La Nature habillée d'un manteau hivernal et accompagnée d'une froide atmosphère nous avait incités à demeurer dans nos maisons et à nous contenter de regarder dehors à travers les carreaux. Nous avions pris l'habitude de reconstituer une ambiance lumineuse à l'intérieur de nos demeures pour lutter contre l'obscurité des longues nuits et des brouillards opaques et tenaces des jours d'hiver.

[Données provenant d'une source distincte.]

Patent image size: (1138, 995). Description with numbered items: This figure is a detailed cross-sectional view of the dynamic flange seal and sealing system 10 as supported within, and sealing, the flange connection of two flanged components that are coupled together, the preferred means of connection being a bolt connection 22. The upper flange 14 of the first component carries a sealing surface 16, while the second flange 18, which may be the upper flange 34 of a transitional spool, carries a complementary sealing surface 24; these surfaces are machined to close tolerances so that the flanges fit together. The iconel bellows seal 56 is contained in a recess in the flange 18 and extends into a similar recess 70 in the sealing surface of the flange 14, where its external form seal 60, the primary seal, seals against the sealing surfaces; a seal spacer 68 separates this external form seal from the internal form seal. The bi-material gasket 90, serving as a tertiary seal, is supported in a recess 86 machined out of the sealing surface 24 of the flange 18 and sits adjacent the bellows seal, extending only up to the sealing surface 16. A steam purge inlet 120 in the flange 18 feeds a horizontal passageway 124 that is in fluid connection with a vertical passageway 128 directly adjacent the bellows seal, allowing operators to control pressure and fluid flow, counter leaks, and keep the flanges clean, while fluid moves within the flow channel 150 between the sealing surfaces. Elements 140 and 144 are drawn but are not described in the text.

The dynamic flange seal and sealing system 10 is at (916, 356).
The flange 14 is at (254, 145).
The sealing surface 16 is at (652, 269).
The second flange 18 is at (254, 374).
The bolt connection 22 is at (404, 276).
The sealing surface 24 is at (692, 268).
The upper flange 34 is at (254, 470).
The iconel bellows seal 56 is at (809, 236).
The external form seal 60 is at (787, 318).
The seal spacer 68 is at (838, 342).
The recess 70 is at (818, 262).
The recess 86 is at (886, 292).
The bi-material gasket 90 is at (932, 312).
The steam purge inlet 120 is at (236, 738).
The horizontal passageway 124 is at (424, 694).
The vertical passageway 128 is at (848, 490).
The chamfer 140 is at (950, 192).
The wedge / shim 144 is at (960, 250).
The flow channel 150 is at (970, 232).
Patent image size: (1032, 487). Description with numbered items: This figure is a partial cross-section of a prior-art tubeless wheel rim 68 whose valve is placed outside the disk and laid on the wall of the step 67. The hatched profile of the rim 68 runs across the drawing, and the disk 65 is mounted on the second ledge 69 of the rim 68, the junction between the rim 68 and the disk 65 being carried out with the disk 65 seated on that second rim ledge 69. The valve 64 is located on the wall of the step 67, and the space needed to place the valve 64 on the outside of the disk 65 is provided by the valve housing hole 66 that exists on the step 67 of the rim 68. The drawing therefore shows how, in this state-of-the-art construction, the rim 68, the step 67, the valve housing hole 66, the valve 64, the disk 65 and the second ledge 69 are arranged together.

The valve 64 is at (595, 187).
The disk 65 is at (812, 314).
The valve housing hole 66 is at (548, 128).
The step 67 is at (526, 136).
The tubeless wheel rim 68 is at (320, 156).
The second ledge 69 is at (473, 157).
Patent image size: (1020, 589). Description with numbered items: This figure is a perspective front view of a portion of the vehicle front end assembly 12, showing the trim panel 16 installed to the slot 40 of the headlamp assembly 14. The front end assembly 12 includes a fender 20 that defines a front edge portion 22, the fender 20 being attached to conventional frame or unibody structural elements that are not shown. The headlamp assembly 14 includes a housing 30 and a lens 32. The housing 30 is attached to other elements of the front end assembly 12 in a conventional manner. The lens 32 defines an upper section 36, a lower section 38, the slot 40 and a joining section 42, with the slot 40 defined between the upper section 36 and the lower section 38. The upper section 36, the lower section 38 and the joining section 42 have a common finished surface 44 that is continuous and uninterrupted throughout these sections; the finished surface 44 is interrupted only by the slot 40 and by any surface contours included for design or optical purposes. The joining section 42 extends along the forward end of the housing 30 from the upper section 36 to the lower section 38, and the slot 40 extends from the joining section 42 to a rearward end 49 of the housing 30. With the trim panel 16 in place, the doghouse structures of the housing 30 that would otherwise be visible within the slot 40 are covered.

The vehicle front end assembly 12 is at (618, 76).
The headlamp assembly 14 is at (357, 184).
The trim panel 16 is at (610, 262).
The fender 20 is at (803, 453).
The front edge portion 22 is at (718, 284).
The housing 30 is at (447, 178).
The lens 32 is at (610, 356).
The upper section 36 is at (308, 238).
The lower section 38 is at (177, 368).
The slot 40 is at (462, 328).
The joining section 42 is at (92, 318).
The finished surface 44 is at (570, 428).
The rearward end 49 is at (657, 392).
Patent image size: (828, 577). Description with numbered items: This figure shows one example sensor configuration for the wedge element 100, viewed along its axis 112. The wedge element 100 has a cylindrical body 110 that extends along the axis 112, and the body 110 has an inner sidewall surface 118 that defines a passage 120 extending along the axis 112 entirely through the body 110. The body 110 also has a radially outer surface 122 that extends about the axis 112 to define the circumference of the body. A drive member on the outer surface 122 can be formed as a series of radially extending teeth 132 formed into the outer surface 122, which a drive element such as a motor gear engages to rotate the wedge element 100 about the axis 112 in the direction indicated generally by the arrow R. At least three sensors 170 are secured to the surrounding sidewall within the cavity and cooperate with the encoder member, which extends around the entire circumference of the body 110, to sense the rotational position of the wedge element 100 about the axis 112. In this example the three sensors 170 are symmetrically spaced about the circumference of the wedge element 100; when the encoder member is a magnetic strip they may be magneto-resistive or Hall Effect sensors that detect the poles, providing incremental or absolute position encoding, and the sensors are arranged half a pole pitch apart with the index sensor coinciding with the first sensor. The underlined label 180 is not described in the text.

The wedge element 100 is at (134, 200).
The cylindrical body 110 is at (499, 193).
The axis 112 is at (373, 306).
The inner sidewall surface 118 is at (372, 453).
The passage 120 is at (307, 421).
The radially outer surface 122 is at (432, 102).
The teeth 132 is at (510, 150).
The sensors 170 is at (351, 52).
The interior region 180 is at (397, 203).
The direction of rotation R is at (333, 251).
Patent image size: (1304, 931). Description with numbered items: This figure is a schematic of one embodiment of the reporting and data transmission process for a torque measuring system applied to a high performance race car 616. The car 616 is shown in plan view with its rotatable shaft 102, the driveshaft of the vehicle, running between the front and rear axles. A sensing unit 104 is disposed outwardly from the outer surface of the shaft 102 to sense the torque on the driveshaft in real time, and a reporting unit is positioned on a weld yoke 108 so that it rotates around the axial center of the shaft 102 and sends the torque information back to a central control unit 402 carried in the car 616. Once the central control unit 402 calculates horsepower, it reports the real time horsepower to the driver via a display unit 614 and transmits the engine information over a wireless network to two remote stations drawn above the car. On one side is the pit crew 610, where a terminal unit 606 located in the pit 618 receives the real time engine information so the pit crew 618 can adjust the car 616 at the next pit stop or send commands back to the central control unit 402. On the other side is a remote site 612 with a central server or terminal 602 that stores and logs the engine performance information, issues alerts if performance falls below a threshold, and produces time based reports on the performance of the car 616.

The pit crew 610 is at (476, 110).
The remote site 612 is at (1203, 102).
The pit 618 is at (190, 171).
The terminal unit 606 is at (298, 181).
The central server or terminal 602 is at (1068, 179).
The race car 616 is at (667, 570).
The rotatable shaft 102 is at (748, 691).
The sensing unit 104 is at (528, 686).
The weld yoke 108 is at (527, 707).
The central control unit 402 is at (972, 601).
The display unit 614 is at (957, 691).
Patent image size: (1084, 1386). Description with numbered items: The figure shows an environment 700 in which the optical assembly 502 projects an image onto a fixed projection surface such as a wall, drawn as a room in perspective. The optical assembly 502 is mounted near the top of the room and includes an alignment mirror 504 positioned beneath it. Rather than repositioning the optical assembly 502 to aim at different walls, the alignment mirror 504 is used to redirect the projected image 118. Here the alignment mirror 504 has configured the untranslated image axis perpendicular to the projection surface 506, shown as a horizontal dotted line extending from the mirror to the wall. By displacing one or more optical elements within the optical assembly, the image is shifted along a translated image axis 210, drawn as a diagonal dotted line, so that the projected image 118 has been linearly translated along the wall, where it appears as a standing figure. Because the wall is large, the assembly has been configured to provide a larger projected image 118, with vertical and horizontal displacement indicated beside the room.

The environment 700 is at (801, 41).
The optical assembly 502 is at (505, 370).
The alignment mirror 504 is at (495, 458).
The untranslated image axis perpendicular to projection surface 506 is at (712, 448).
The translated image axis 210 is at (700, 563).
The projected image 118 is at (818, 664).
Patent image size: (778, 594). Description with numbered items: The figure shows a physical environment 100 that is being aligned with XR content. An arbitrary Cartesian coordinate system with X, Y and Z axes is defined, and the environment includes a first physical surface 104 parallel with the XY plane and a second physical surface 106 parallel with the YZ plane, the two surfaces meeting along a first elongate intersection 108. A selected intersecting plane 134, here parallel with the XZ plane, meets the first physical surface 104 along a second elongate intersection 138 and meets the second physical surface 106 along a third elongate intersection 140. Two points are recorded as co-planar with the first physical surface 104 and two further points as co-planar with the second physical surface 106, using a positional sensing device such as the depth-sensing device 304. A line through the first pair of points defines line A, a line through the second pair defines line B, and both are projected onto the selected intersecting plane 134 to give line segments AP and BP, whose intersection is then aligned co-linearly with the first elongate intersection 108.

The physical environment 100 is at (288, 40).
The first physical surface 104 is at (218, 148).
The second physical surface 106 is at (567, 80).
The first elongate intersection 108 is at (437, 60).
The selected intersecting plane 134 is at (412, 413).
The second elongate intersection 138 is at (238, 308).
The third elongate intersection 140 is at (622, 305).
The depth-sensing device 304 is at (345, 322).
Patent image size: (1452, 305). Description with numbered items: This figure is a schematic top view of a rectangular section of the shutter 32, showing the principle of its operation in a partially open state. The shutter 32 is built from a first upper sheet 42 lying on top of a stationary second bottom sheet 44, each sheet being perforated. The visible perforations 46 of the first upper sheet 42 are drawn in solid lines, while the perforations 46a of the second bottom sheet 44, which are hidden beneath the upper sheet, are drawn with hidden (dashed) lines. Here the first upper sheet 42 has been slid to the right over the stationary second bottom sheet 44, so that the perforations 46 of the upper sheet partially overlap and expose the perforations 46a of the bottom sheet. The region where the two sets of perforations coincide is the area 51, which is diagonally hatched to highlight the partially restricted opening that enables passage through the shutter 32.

Ce 20 mars à 17 h 57 officiellement et scientifiquement, c'est le printemps. A cette heure-là, tandis que le soleil incite à sortir et se réjouir, tout revit, tout recommence, c'est le printemps. En prime, nous fêtons sainte Photine. "Un prénom rarement donné de nos jours", écrit Alain Rémond dans le journal La Croix. Il vient du grec "photos" qui veut dire "lumière".

 Le printemps nous ravitaille de la lumière qui nous a souvent manqué ces derniers mois. Du coup, les petites fleurs éparses, après que les perce-neige ont sonné le réveil, surgissent par milliers en des endroits les plus inattendus. Dans les fossés, les taillis et les buissons, au milieu des terrains vagues. Elles saluent à leur façon, gratuitement et sans qu'aucun jardinier ne soit intervenu, l'arrivée joyeuse du printemps. L'hiver nous avait habitués, jusqu'à nous attrister, à une nature dépossédée de ses couleurs, ayant revêtu un costume de deuil, et voilà qu'elle semble maintenant décidée à se parer d'habits neufs chatoyants.

 Les paysans eux-mêmes passent de longues journées en semailles, les jardiniers et les maraîchers s'activent. La nature, la terre, l'air, tous les acteurs sont à leur pupitre pour le concert de printemps. Les oiseaux ont préparé leur nid, et leurs gazouillis matinaux jusque tard le soir se font entendre en cascade, à la façon d'une course de relais. Il n'y a pas que nous, les humains, à être sensibles aux rayons du soleil et à la lumière qu'ils nous diffusent : les végétaux, les arbres, les endroits les moins en vue comme les espaces les plus observés et convoités. Comment ne pas tomber d'admiration devant la force de vie de la nature qui surgit en même temps et à travers tant de signes !

 Le message moral, spirituel et intellectuel que la nature au printemps nous donne à décrypter n'est-il pas que la vie finit par dépasser les forces de mort et qu'à l'obscurité succède un jour la lumière ? On a parfois évoqué les traversées douloureuses et difficiles de l'existence comme des hivers qui risquent de nous faire sombrer dans le désespoir. L'Espérance que la foi chrétienne fait surgir dans le cœur des croyants est comme une flamme qui nous permet, en hiver, de nous accrocher au printemps dont on sait qu'il viendra avec certitude. Et quand bien même l'aubépine tarde à fleurir, les fleurs hâtives d'elles-mêmes sont la preuve que la nature tout entière au printemps est sortie de l'épreuve de l'hiver.